# Warning about "fat" Playstation 3s....



## Pyan (Mar 1, 2010)

Sony have issued a warning about older PS3s...



> *Playstation 3 owners should 'stop gaming'*
> 
> Sony has told owners of older models of its PlayStation 3 console to stop using the machine because of a problem with the PlayStation Network.
> 
> ...



BBC - Playstation 3 owners should 'stop gaming'


----------



## CyBeR (Mar 1, 2010)

Yeap...mine's afflicted. 
I'm waiting for it to blow over...or for Sony to launch a fix-it.


----------



## Cayal (Mar 1, 2010)

My phat PS3 has it.
My Slim is fine.
One rumoured fix is to wait for the clock to check over as the internal clock stuffed up
And pyan's avatar is awesome!


----------



## Lenny (Mar 2, 2010)

I think this is hilarious. Quite possibly disastrous (I was going to open *Heavy Rain* tonight, too!), but at the same time brilliant - there's a programmer at Sony (though he might have been fired by now) who doesn't know how to calculate leap years!
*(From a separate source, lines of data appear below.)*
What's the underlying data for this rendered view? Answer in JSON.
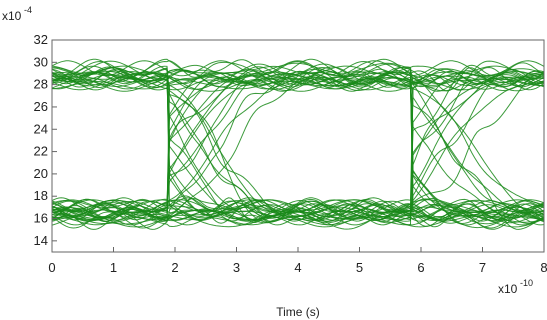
{
  "chart_data": {
    "type": "line",
    "title": "",
    "xlabel": "Time (s)",
    "ylabel": "",
    "x_multiplier": {
      "base": "x10",
      "exponent": "-10"
    },
    "y_multiplier": {
      "base": "x10",
      "exponent": "-4"
    },
    "xlim": [
      0,
      8
    ],
    "ylim": [
      13,
      32
    ],
    "x_ticks": [
      "0",
      "1",
      "2",
      "3",
      "4",
      "5",
      "6",
      "7",
      "8"
    ],
    "x_tick_values": [
      0,
      1,
      2,
      3,
      4,
      5,
      6,
      7,
      8
    ],
    "y_ticks": [
      "14",
      "16",
      "18",
      "20",
      "22",
      "24",
      "26",
      "28",
      "30",
      "32"
    ],
    "y_tick_values": [
      14,
      16,
      18,
      20,
      22,
      24,
      26,
      28,
      30,
      32
    ],
    "grid": false,
    "legend": "none",
    "trace_color": "#1a8a1a",
    "eye_diagram": {
      "high_level": 28.7,
      "low_level": 16.5,
      "crossing_level": 22.2,
      "crossing_times": [
        1.9,
        5.85
      ],
      "bit_period": 3.95,
      "trace_count": 60
    }
  }
}
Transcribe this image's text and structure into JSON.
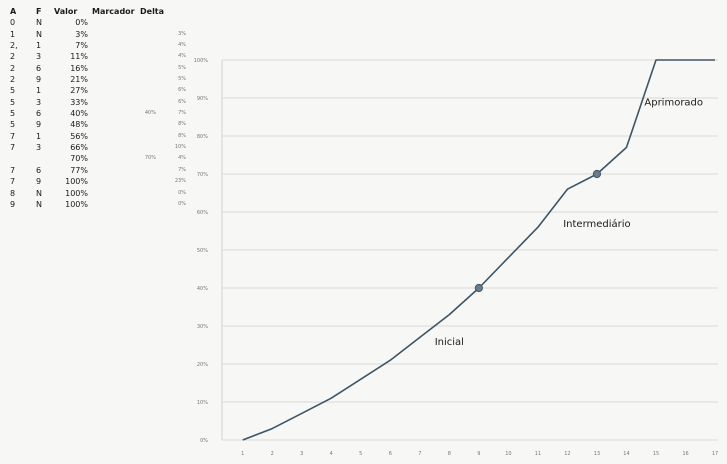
{
  "table": {
    "headers": {
      "a": "A",
      "f": "F",
      "valor": "Valor",
      "marcador": "Marcador",
      "delta": "Delta"
    },
    "rows": [
      {
        "a": "0",
        "f": "N",
        "valor": "0%",
        "marcador": "",
        "delta": ""
      },
      {
        "a": "1",
        "f": "N",
        "valor": "3%",
        "marcador": "",
        "delta": "3%"
      },
      {
        "a": "2,",
        "f": "1",
        "valor": "7%",
        "marcador": "",
        "delta": "4%"
      },
      {
        "a": "2",
        "f": "3",
        "valor": "11%",
        "marcador": "",
        "delta": "4%"
      },
      {
        "a": "2",
        "f": "6",
        "valor": "16%",
        "marcador": "",
        "delta": "5%"
      },
      {
        "a": "2",
        "f": "9",
        "valor": "21%",
        "marcador": "",
        "delta": "5%"
      },
      {
        "a": "5",
        "f": "1",
        "valor": "27%",
        "marcador": "",
        "delta": "6%"
      },
      {
        "a": "5",
        "f": "3",
        "valor": "33%",
        "marcador": "",
        "delta": "6%"
      },
      {
        "a": "5",
        "f": "6",
        "valor": "40%",
        "marcador": "40%",
        "delta": "7%"
      },
      {
        "a": "5",
        "f": "9",
        "valor": "48%",
        "marcador": "",
        "delta": "8%"
      },
      {
        "a": "7",
        "f": "1",
        "valor": "56%",
        "marcador": "",
        "delta": "8%"
      },
      {
        "a": "7",
        "f": "3",
        "valor": "66%",
        "marcador": "",
        "delta": "10%"
      },
      {
        "a": "",
        "f": "",
        "valor": "70%",
        "marcador": "70%",
        "delta": "4%"
      },
      {
        "a": "7",
        "f": "6",
        "valor": "77%",
        "marcador": "",
        "delta": "7%"
      },
      {
        "a": "7",
        "f": "9",
        "valor": "100%",
        "marcador": "",
        "delta": "23%"
      },
      {
        "a": "8",
        "f": "N",
        "valor": "100%",
        "marcador": "",
        "delta": "0%"
      },
      {
        "a": "9",
        "f": "N",
        "valor": "100%",
        "marcador": "",
        "delta": "0%"
      }
    ]
  },
  "chart_data": {
    "type": "line",
    "x": [
      1,
      2,
      3,
      4,
      5,
      6,
      7,
      8,
      9,
      10,
      11,
      12,
      13,
      14,
      15,
      16,
      17
    ],
    "xticks": [
      "1",
      "2",
      "3",
      "4",
      "5",
      "6",
      "7",
      "8",
      "9",
      "10",
      "11",
      "12",
      "13",
      "14",
      "15",
      "16",
      "17"
    ],
    "yticks": [
      "0%",
      "10%",
      "20%",
      "30%",
      "40%",
      "50%",
      "60%",
      "70%",
      "80%",
      "90%",
      "100%"
    ],
    "ylim": [
      0,
      100
    ],
    "grid": true,
    "series": [
      {
        "values": [
          0,
          3,
          7,
          11,
          16,
          21,
          27,
          33,
          40,
          48,
          56,
          66,
          70,
          77,
          100,
          100,
          100
        ],
        "color": "#3d5568"
      }
    ],
    "markers": [
      {
        "x": 9,
        "y": 40
      },
      {
        "x": 13,
        "y": 70
      }
    ],
    "annotations": [
      {
        "text": "Inicial",
        "x": 8,
        "y": 25
      },
      {
        "text": "Intermediário",
        "x": 13,
        "y": 56
      },
      {
        "text": "Aprimorado",
        "x": 15.6,
        "y": 88
      }
    ]
  }
}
Hopefully, if I turn my PS3 on tomorrow, the system will think the 29th February has passed and gone on to the 1st March. Having said that, I'm going to wait for the all clear from Sony first.

EDIT: And apparently that's exactly what has happened - there are uncomfirmed reports that all the pre-Slim PS3s work again.


----------



## dustinzgirl (Mar 2, 2010)

So.....

"We can't make it work right, so don't use our product."


----------



## Cayal (Mar 2, 2010)

Or...

We built it so brilliantly that it fixes itself.


----------



## dustinzgirl (Mar 2, 2010)

I'm kind of laughing at everyone who laughed at me for buying a 360. At least I can easily fix a 360.


----------



## Lenny (Mar 2, 2010)

At least a software based, leap year bug solves itself in 24 hours, rather than taking a number of days. 

Apparently a number of other products from different manufacturers were hit by the "Y2K+10 bug": Year 2010 problem - Wikipedia, the free encyclopedia

I can't wait for 2038 - it's one of my favourite bugs.


----------



## CyBeR (Mar 2, 2010)

dustinzgirl said:


> So.....
> 
> "We can't make it work right, so don't use our product."



Actually it really wasn't Sony's fault entirely. From what I've read, the components used for the internal clock have been simply bought by Sony off the shelf and it proved that the chipset had this error in its original manufacturing. 

But, nonetheless, the day has passed, consoles are working again and all's well. I've got a 2 year old PS 3 60Gb and I've yet to have a real problem with it besides this.


----------



## Cayal (Mar 2, 2010)

dustinzgirl said:


> I'm kind of laughing at everyone who laughed at me for buying a 360. At least I can easily fix a 360.



Why?

Yesterday doesn't really come close to RROD and the XMAS Live downtime (that lasted a week) and you had to pay for that week.


----------



## dustinzgirl (Mar 2, 2010)

I dont allow Live..........and all the 360s we fixed and sold or gave away still work just fine.........so perhaps I didn't get why the PS3 wasn't working.


----------



## Lenny (Mar 3, 2010)

If anyone is interested, it turns out Sony have absolutely nothing to do with it. Rather, it seems to be one of the components - an ARM chip that goes by the name of *Freescale MC13783*.

Some of you may have heard about the bug that hit the Zune 30 a couple of years ago - same chip, similar problem.


----------